Less certain is the future of the three other skyscrapers being built by Larry Silverstein, the developer who signed a 99-year lease on the World Trade Center complex two months before it was destroyed. Silverstein and the Port Authority are waiting for arbitrators to settle their latest clash over financing and delays.

What's the dispute all about?

Silverstein says the Port Authority should guarantee his bank loans because its repeated delays caused him to miss the top of the real estate market. The Port Authority wants to limit its commitment because its transportation projects must come ahead of speculative offices buildings that banks are not willing to finance.

What's taking so long?

Former mayor Rudolph Giuliani, the Republican who left office 3-1/2 months after the attacks, said the site should remain a memorial to the nearly 3,000 victims. But the Port Authority and Silverstein were eager to replace all of the World Trade Center offices and shops and the mass transit links.

While those concerns played out, Silverstein and his insurers warred for years in court over how much he was owed.

Then feuds over the design - and security - intensified.

After Berlin-based architect Daniel Libeskind won a public competition, his novel design for a twisting Freedom Tower was modified by Silverstein's architect, David Childs, amid concerns about whether it could be built.

The New York City police department then raised concerns about security.

Another obstacle has been the complexity of fitting so many interdependent buildings into a small space and rebuilding without halting service on the underlying subway line.

New York City Mayor Michael Bloomberg has also pinned some of the delays on the changing cast of politicians.
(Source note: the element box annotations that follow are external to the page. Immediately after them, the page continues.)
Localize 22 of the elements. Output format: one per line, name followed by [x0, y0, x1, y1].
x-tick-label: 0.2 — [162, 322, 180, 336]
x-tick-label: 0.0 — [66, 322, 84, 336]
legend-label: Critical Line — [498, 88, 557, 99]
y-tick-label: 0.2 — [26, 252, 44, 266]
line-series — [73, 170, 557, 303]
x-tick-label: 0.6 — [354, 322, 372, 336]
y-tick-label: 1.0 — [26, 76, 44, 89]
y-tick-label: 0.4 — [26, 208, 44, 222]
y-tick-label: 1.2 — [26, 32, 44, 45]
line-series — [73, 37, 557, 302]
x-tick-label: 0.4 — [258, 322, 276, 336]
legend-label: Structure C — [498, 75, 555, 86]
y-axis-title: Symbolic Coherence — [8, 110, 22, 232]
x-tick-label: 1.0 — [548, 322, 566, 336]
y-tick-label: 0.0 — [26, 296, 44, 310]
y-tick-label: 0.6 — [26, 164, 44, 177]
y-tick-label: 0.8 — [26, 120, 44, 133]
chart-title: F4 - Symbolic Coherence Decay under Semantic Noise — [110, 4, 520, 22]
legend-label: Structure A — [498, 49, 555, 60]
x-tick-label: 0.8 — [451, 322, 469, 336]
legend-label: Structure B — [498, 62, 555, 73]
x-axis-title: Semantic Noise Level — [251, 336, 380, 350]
New York state went through three governors in little more than a year.

What are the consequences of the delays?

The rebuilding of the World Trade Center was supposed to symbolise the nation's resilience in the wake of the attacks of September 11, 2001. "The void in the skyline over my shoulder has become a hole in our hearts," Bloomberg said.

Bloomberg, who is seeking a third term as mayor in the November election, says delays could jeopardise New York City's standing as a world financial capital.

Is there demand for all that commercial space?

A study the Port Authority commissioned estimated it could take up to three decades to lease all of the planned offices because demand has withered due to the recession.

Just as lower Manhattan was recovering from the devastation of the attacks, the recession hit.

The vacancy rate for downtown Manhattan rose to 8.7% in the second quarter from 8.1% in the first quarter, according to commercial real estate firm Cushman & Wakefield. Analysts say the rate could keep rising until banks and brokerages resume hiring.

Silverstein says the Port Authority has taken much too gloomy a view of when the downtown office market will revive.